Besonders schön war der tolle Klassengeist, den die 3b während der ganzen Woche zeigte. So bleibt ein abwechslungsreiches Lager mit vielen schönen und lustigen Erinnerungen und vermutlich auch dem einen oder anderen Ohrwurm in Erinnerung.
Tout va bien à Sion
Sommerlager, 3e OZ Mühlizelg
Montag: Wir haben uns um 8:30 Uhr am Bahnhof getroffen. Nachdem wir in den Zug gestiegen sind, durften wir auch gleich wieder aussteigen. Grund: Fahrwerkstörung. Also hat sich unsere Anreise um 1h verlängert und im strömenden Regen sind wir am frühen Nachmittag in Sion angekommen. Mit einer Schnitzeljagd haben wir uns in unserem Französisch geübt und das Wallis näher kennengelernt. Danach ging es zum Campingplatz, wo wir unsere Safarizelte bezogen und unsere Koffer ausgepackt haben. Jeden Abend war eine Gruppe fürs Einkaufen und Kochen zuständig. Heute gab es Salat und Safranrisotto. Am Abend spielten wir noch ein Geländespiel, bei dem unsere Fitness und etwas Glück gefragt waren. Nach dem Dessert fielen wir müde ins Bett.
Dienstag: Wir sind um 8:00 Uhr aufgestanden und haben gefrühstückt. Nach dem Frühstück mussten wir uns bereit machen für die lange Wanderung, die wir vor uns hatten. Entlang eines Suonenwegs (=historische Wasserleitung) sind wir drei Stunden durch die Weinberge gewandert. Es war sehr anstrengend. Am Schluss wurden wir mit Booten durch einen der grössten unterirdischen Seen Europas gegondelt. Das Wasser war atemberaubend und es war sehr schön kühl in der Höhle. Zum Abendessen gab es leckere Fajitas. Es folgte ein bunter Spieleabend und um 22Uhr ging es ins Bett.
Mittwoch: Am 7:45 wurden wir geweckt. Um 8:00 Uhr gab es Frühstück. Es stand ein Tag auf dem Camping auf dem Programm. Baden, Fussball spielen, Stand Up Paddling und Eis essen standen auf dem Programm. Die Kochgruppe verwöhnte uns mit Cinque Pi und Himbeer-Tiramisu. Die Essensreste wurden anderen Campingplatzbewohnern angeboten. Nach einer Partie Minigolf war auch schon wieder Nachtruhe.

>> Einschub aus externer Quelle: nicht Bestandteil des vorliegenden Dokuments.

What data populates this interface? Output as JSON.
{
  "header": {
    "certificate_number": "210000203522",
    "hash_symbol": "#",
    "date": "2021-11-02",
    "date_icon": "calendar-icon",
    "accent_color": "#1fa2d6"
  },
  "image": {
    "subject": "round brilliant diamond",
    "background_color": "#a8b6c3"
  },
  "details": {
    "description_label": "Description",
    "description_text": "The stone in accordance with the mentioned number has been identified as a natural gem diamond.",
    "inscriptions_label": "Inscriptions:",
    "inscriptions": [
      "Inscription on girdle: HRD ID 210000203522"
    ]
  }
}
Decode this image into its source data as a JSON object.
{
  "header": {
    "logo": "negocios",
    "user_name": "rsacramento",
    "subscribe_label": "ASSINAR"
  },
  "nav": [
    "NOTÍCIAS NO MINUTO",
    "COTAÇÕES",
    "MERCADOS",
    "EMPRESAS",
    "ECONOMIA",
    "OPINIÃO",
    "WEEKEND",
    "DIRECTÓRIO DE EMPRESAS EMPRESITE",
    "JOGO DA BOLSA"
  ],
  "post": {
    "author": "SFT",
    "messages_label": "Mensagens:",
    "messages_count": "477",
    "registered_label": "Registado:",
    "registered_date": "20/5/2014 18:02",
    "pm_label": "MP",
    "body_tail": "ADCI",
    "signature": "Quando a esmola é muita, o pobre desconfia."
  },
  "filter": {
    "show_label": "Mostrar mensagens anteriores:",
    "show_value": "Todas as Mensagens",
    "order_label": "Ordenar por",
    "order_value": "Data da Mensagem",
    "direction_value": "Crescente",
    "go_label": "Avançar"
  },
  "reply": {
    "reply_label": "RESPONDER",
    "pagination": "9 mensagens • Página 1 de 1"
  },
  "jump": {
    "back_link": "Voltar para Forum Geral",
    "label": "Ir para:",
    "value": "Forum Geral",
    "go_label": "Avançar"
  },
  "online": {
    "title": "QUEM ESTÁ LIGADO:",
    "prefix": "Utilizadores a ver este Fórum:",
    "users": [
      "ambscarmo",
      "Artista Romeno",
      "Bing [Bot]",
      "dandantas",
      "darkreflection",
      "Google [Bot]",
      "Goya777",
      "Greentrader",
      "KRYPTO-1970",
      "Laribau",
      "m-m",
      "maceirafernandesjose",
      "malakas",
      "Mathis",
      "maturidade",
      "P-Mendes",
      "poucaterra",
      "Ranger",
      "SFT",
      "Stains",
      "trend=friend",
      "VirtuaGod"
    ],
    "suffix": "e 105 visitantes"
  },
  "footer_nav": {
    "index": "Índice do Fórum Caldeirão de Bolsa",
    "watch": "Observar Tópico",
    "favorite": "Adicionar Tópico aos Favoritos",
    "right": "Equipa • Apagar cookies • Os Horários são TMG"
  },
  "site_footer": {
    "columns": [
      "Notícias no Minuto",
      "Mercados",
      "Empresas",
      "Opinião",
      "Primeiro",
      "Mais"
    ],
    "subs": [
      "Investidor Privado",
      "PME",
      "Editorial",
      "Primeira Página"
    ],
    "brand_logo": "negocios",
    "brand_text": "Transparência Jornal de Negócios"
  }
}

Donnerstag: Am Donnerstag sind wir um 8.00 Uhr aufgestanden und haben gefrühstückt wie jeden Tag. Nach dem Frühstück haben wir die Stadt besichtigt. Wir sahen viele schöne Burgen, Türme und Kirchen. Nach der Besichtigung hatten wir 1hFreizeit. Um 12.00 Uhr mussten wir uns bei Migros wieder besammeln und wir konnten für 7Fr. unser Mittagessen einkaufen. Einzige Bedingung war mindestens eine Frucht oder ein Gemüse. Als wir gegessen und eingekauft haben sind wir mit dem Bus zum RealFly gefahren. In einem Windkanal konnten wir den begleitet von einem Profi für zwei Minuten den freien Fall simulieren. Es war sehr lustig zuzuschauen und zu fliegen. Dann stand ein Walliserabend bevor. Wegen des schlechten Wetters waren wir für einmal nicht draussen, sondern im Aufenthaltsraum des Campings. Zum Abendessen gab es Aprikosen-Sushi (yummy), Raclette und zum Dessert Crêpes. Ein abenteuerlicher Tag ging zu Ende und zufrieden löschten wir die Lichter.

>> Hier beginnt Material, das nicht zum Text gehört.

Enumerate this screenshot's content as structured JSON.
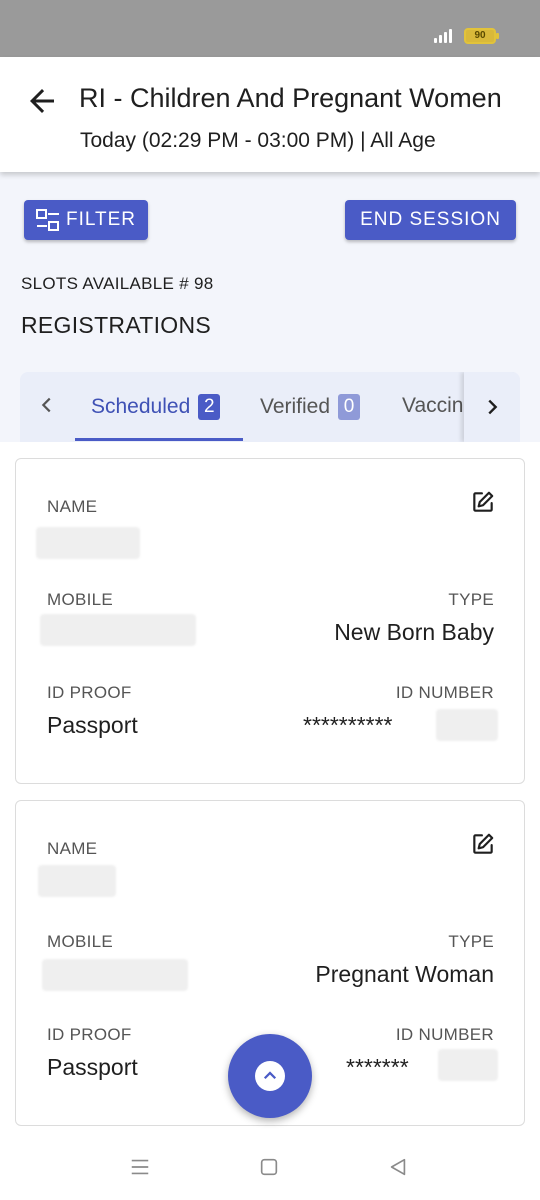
{
  "status": {
    "battery": "90"
  },
  "header": {
    "title": "RI - Children And Pregnant Women",
    "subtitle": "Today (02:29 PM - 03:00 PM) | All Age"
  },
  "actions": {
    "filter_label": "FILTER",
    "end_session_label": "END SESSION"
  },
  "slots_text": "SLOTS AVAILABLE # 98",
  "section_title": "REGISTRATIONS",
  "tabs": [
    {
      "label": "Scheduled",
      "count": "2",
      "selected": true
    },
    {
      "label": "Verified",
      "count": "0",
      "selected": false
    },
    {
      "label": "Vaccin",
      "count": "",
      "selected": false
    }
  ],
  "field_labels": {
    "name": "NAME",
    "mobile": "MOBILE",
    "type": "TYPE",
    "id_proof": "ID PROOF",
    "id_number": "ID NUMBER"
  },
  "registrations": [
    {
      "type": "New Born Baby",
      "id_proof": "Passport",
      "id_number": "**********"
    },
    {
      "type": "Pregnant Woman",
      "id_proof": "Passport",
      "id_number": "*******"
    }
  ],
  "colors": {
    "accent": "#4a5bc6",
    "status_bar": "#9a9a9a",
    "background": "#f3f5fb"
  },
  "icons": [
    "back-arrow-icon",
    "filter-icon",
    "chevron-left-icon",
    "chevron-right-icon",
    "edit-icon",
    "chevron-up-icon",
    "menu-icon",
    "home-square-icon",
    "back-triangle-icon"
  ]
}
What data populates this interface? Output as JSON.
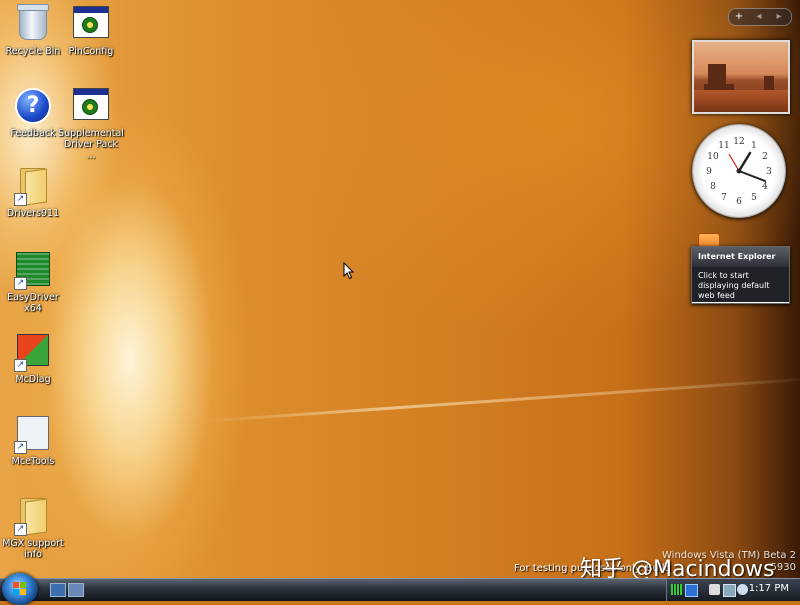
{
  "desktop_icons": [
    {
      "label": "Recycle Bin",
      "icon": "recycle-bin-icon"
    },
    {
      "label": "PinConfig",
      "icon": "app-window-icon"
    },
    {
      "label": "Feedback",
      "icon": "help-icon"
    },
    {
      "label": "Supplemental Driver Pack ...",
      "icon": "app-window-icon"
    },
    {
      "label": "Drivers911",
      "icon": "folder-icon"
    },
    {
      "label": "EasyDriver x64",
      "icon": "circuit-board-icon"
    },
    {
      "label": "McDiag",
      "icon": "diagnostic-icon"
    },
    {
      "label": "MceTools",
      "icon": "document-icon"
    },
    {
      "label": "MGX support info",
      "icon": "folder-icon"
    }
  ],
  "sidebar": {
    "controls": {
      "add": "+",
      "prev": "◂",
      "next": "▸"
    },
    "feed": {
      "title": "Internet Explorer",
      "message": "Click to start displaying default web feed"
    },
    "clock_numbers": [
      "12",
      "1",
      "2",
      "3",
      "4",
      "5",
      "6",
      "7",
      "8",
      "9",
      "10",
      "11"
    ]
  },
  "watermark": {
    "line1": "Windows Vista (TM) Beta 2",
    "line2_visible": "5930",
    "testing": "For testing purposes only. Build"
  },
  "overlay_text": "知乎 @Macindows",
  "taskbar": {
    "time": "1:17 PM",
    "quick_launch": [
      "show-desktop-icon",
      "switch-windows-icon"
    ]
  },
  "colors": {
    "wallpaper": "#d27f22",
    "taskbar": "#1b222a",
    "accent": "#3d8ee0"
  }
}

Freitag: Heute morgen konnten wir bis um 8Uhr ausschlafen. Wir haben gefrühstückt und unsere Teller abgewaschen. Wir hatten dann noch Zeit unsere Koffer fertig zu packen und das Zelt zu putzen. Danach gab es einen Lottomatch. Die Gewinner haben kleine Geschenke bekommen, wie Brötli in der Schule oder gratis Getränke am Jahrmarkt. Die Heimreise verlief reibungslos und um 16Uhr sind wir erschöpft, aber zufrieden, in St.Gallen angekommen. Alle freuten sich jetzt auf die Familie und vor allem aufs Bett.